Two Editors, Three Books and How I Really Became a Writer

Here is a tale of two editors, three books, and ten years. It is all about the weird, problematic relationship between writer and editor, and about how editors can make or break a book. It’s also about me: About how I learned to hear my own voice.


Tale # 1. It is the year 1999 and my first novel, a kind of spooky southern gothic story, has just been accepted by the first agent I sent it to. I know how unusual that is, and I’m all aglow with my sensational good fortune. The agent is so enamored of my book that she offers to pay for it to be professionally edited before she shops it to publishers. “She’s doing what?” asks my teacher Christopher Noel (author of In the Unlikely Event of a Water Landing and Frail House). “That’s unheard of!” Merrily, I hire an editor and send her my book.


Several months later, I’m sitting in a sweltering apartment in St. Paul, Minnesota, waiting for my furniture to arrive and my new teaching job to start. I am perched on a stack of boxes reading my manuscript, horrified at what my editor wants me to change. Huge sections of plot. Entire characters. A whole second narrator. We’re talking wholesale devastation here, like someone just dropped an atomic bomb on my fictional world.


Still, I do it. I wreak havoc on my work, and pay my editor handsomely for the destruction. After all, she’s an editor. I’m a first-time novelist with quite a bit of nonfiction published but no track record in fiction at all. So, even if something inside of me is screaming no no no no the whole way, I do everything she suggests. It takes months.


In January, I send the manuscript back to my agent. An evil little voice inside me says, Won’t it be dreadful if the agent decides she doesn’t like the new version? I tell the voice to stop being so negative. Three days later, my agent emails saying, of course, that she’s dropping the work. “The original was so much more interesting,” she says.


Tale # 2. It is 2004. My first novel, now having been rejected by 76 agents, is residing on an external hard drive that hasn’t been touched for months. But my second novel—a longer, more complex work—is finished. It’s been read by Chris Noel, who actually used the word “brilliant.”  It’s been read by another of my teachers, Ellen Lesser (author of The Other Woman and The Blue Streak), who said it was “powerful and moving.” Both of them had me make substantial changes. All of the changes felt right.

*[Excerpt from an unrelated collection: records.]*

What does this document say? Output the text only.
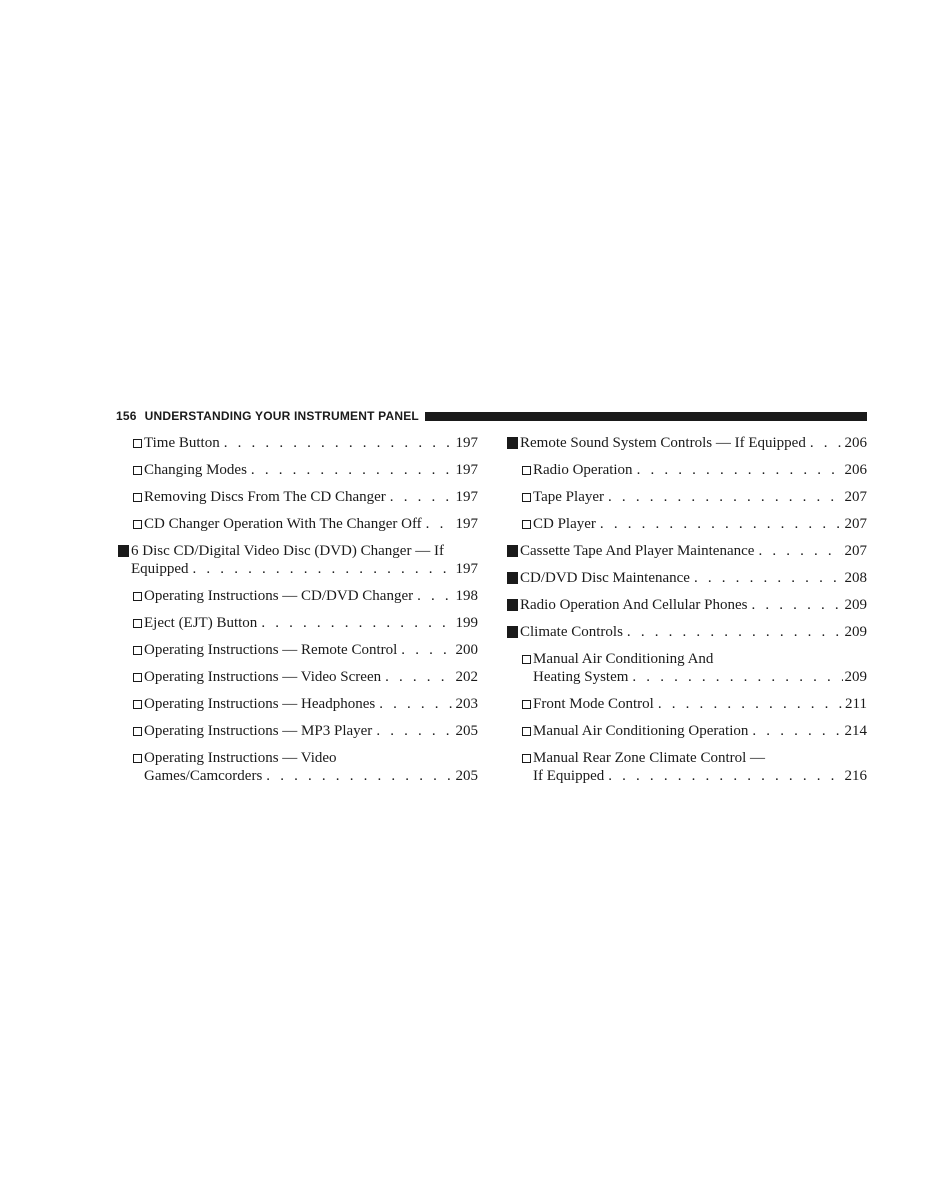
156 UNDERSTANDING YOUR INSTRUMENT PANEL
Time Button . . .	197
Changing Modes . . .	197
Removing Discs From The CD Changer . . .	197
CD Changer Operation With The Changer Off . . . 197
6 Disc CD/Digital Video Disc (DVD) Changer — If
Equipped . . .	197
Operating Instructions — CD/DVD Changer . . .	198
Eject (EJT) Button . . .	199
Operating Instructions — Remote Control . . .	200
Operating Instructions — Video Screen . . .	202
Operating Instructions — Headphones . . .	203
Operating Instructions — MP3 Player . . .	205
Operating Instructions — Video
Games/Camcorders . . .	205
Remote Sound System Controls — If Equipped . . .	206
Radio Operation . . .	206
Tape Player . . .	207
CD Player . . .	207
Cassette Tape And Player Maintenance . . .	207
CD/DVD Disc Maintenance . . .	208
Radio Operation And Cellular Phones . . .	209
Climate Controls . . .	209
Manual Air Conditioning And
Heating System . . .	209
Front Mode Control . . .	211
Manual Air Conditioning Operation . . .	214
Manual Rear Zone Climate Control —
If Equipped . . .	216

But I’m still sure I need to hire an editor before I shop it around. And who do I hire? Yep: the same editor as before. Now, I know what you’re saying: “Why would you hire an editor for your second novel after she’d totally screwed up your first?” So let me explain. I did it for a simple, clear-cut reason: I’m an idiot.


The editor listens to my requests and gives me an estimate. I tell her the novel has gone through numerous edits. It doesn’t need sweeping changes, just some refinement.  


Three months later, she sends my manuscript back, charges me $1,000 more than her estimate, and informs me that I was wrong: the book did need wholesale revision. She sends along a twenty-page document reviewing my book without a single positive word. Not one.


I’m aghast—until a wise friend says to me, “Wasn’t that the same editor who lost you an agent?” And at that, I pick up the twenty-page review and dump it in the trash.


Tale # 3.  It’s now 2007. I’ve been working for years on a nonfiction manuscript about the relationship between spirituality and the writing process. I’m struggling with writing a proposal for it. I’ve never written a book proposal before and, despite reading several books on the topic, I’m unclear about how to make it sound not lame. You’d think by this time, I’d never go near another editor, but I’m desperate. Only this time, I stumble upon the amazing and wonderful Kyra Ryan.


Kyra and I work for a year on the book that will become Writing as a Sacred Path. We send hundreds of emails. We spend hours on the phone. We don’t always agree—sometimes we go around and around for weeks about something she wants me to change. But, from the very beginning, I realize something about Kyra and me: She gets my work. She knows what I ‘m trying to do. She sees into the heart of my book and helps me get it beating. I can say without hesitation that, without her, Writing as a Sacred Path would never have been published.


So there you have it. Two editors, three books, ten years, and a world of difference. Take these tales with you, if you wish. They may come in handy.